So maybe I’m full of it. Maybe all that will happen with the new rule is that the team will use Miller a little differently with no real benefit. After all, I started out criticizing Shildt for his usage, but he put Miller in great spots (both in handedness and leverage) and still got 54 innings out of him. But my sense is that this is wrong, that the team could do better by using him for an inning at a time rather than going batter-to-batter.

Whether it’s helpful or not, it’ll be happening in 2020. And the Cardinals are better-equipped than most to deal with the change. The Cardinals were fourth in the league in short-stint usage, but per a rough formula I came up with, they would hardly give away any wins if they lost the platoon advantage. That’s because Miller doesn’t have terrible platoon splits; he’s surrendered a 5.7% worse wOBA to righties than lefties, roughly in line with league average.

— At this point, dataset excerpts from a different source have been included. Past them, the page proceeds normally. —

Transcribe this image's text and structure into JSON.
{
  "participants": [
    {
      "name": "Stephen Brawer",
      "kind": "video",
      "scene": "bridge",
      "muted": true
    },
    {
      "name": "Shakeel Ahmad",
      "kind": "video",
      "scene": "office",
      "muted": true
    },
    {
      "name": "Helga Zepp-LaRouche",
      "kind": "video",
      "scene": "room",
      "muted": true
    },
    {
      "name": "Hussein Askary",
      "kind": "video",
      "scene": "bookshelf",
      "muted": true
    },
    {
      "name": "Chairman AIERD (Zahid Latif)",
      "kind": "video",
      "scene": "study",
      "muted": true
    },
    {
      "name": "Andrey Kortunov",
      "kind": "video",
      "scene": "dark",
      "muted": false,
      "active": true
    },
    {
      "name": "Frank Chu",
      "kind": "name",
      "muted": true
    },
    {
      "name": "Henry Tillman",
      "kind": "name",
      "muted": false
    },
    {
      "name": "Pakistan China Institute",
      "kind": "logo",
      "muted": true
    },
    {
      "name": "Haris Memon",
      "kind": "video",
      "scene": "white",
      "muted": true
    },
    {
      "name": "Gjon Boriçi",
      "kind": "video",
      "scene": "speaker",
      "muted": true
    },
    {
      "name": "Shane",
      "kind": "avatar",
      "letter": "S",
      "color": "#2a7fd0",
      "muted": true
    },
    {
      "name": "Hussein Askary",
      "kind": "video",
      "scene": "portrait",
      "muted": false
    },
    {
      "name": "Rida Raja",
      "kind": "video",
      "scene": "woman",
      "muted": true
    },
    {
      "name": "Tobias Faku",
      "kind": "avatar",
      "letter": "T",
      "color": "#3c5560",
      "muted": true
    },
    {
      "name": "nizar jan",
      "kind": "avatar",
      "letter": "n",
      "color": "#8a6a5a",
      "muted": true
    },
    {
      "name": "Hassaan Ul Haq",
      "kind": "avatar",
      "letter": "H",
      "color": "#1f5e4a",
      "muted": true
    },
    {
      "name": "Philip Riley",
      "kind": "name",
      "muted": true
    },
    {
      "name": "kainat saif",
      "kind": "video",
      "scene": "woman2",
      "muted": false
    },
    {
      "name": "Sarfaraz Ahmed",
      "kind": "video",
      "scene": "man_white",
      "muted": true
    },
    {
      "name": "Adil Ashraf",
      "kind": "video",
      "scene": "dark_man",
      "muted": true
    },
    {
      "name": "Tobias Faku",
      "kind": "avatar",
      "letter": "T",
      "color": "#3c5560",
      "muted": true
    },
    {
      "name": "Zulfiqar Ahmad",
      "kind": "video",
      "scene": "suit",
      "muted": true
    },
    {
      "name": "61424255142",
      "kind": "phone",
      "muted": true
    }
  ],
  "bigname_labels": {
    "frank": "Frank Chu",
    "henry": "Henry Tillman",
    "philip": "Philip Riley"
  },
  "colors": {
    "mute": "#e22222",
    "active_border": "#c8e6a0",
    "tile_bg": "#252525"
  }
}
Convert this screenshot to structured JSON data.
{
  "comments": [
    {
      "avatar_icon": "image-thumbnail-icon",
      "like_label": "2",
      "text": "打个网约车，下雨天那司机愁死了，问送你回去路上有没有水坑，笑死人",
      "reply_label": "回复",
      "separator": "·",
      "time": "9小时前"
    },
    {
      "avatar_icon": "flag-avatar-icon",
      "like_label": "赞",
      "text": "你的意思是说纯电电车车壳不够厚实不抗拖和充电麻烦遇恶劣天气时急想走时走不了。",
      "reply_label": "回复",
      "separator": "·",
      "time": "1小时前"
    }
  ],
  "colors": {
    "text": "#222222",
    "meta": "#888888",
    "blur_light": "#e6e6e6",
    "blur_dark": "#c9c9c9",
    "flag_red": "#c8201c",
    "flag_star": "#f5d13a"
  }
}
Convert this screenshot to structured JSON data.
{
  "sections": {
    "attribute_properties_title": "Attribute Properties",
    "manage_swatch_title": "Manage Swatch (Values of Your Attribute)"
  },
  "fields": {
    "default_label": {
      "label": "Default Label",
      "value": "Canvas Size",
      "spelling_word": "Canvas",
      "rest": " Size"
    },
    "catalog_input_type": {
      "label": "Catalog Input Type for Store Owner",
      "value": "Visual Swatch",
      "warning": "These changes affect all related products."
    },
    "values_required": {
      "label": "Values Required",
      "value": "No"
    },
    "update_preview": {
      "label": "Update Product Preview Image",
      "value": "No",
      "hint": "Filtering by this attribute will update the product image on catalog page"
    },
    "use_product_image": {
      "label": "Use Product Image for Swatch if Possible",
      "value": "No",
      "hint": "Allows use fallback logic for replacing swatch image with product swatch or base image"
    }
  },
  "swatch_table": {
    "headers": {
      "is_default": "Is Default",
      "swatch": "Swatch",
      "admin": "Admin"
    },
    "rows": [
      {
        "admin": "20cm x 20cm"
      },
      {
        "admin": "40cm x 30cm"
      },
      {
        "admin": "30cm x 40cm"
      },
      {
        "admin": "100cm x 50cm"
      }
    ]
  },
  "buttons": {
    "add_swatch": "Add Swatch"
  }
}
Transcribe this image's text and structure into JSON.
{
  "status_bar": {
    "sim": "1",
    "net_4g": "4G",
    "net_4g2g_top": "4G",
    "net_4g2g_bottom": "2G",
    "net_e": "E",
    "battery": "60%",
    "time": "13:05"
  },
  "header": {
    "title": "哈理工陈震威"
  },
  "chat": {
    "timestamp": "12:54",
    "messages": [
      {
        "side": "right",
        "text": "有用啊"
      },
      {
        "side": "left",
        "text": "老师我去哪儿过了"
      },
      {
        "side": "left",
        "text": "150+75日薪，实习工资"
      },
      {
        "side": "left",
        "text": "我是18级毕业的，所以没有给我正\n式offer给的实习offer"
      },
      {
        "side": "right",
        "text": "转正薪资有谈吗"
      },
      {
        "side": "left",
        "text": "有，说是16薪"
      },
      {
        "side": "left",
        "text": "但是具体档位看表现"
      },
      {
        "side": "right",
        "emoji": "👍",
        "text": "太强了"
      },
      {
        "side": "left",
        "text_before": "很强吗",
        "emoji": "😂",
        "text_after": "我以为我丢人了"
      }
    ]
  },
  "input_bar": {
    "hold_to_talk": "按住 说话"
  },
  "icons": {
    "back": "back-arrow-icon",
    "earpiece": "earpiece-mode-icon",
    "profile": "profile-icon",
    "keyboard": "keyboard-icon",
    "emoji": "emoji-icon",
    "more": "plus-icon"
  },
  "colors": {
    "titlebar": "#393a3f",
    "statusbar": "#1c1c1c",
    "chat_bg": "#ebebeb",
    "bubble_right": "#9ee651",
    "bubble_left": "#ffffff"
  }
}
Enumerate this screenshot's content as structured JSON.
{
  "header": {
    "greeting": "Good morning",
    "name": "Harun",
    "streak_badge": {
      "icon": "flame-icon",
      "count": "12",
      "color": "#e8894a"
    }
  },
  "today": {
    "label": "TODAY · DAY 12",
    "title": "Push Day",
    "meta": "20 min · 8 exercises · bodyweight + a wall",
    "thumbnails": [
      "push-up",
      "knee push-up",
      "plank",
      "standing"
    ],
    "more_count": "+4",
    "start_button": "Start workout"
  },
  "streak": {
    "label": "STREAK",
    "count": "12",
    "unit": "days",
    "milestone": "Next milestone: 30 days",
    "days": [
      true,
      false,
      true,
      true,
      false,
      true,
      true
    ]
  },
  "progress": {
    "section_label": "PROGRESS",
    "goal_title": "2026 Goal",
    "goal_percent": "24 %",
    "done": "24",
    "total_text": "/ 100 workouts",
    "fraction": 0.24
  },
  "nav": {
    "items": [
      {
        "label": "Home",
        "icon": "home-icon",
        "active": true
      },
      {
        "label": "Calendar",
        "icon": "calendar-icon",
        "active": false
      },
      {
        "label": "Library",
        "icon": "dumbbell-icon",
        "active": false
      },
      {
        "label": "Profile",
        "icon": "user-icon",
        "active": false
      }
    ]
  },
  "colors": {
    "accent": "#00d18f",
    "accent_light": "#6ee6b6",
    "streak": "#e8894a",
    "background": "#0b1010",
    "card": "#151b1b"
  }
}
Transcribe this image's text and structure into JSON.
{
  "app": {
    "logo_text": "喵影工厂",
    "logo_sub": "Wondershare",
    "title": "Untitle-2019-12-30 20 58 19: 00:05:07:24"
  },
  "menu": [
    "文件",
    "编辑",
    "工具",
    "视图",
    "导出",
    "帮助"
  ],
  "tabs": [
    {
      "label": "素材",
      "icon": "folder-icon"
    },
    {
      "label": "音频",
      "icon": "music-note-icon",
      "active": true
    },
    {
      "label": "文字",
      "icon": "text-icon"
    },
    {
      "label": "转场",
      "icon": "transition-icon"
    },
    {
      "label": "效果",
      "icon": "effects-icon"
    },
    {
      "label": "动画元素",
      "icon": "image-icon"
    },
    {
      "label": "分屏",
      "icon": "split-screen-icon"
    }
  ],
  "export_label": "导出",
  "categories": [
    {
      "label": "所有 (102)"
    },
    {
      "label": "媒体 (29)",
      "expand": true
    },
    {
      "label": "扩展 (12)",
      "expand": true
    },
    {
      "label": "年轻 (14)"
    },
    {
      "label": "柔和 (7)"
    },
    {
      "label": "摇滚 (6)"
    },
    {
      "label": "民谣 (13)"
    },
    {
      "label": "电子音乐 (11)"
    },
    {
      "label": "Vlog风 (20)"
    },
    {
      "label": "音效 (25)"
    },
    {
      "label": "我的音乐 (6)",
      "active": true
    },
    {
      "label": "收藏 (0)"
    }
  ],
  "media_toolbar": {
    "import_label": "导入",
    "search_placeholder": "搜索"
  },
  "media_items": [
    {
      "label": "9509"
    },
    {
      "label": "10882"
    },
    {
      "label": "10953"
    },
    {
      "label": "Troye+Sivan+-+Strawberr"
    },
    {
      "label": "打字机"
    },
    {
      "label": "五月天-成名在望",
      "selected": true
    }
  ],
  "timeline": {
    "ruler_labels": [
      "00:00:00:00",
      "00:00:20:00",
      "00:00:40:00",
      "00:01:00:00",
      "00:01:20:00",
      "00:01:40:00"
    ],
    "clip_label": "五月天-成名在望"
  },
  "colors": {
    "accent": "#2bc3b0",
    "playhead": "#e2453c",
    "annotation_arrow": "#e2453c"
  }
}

Webb is substantially worse; he’s been excellent against lefties and poor against righties in his career, albeit in small samples. But he’ll be marginalized by the new rule; the Cardinals clearly don’t trust him that much against righties (rightfully so), which means more of his innings will be soaked up by the right-handed half of the bullpen.

Every team in baseball will have to change a little in 2020. But to me, the Cardinals are among the winners in this new rule. Their manager used a high-priced bullpen acquisition as a matchup reliever in 2019. That won’t happen again in 2020 -- rules guarantee it.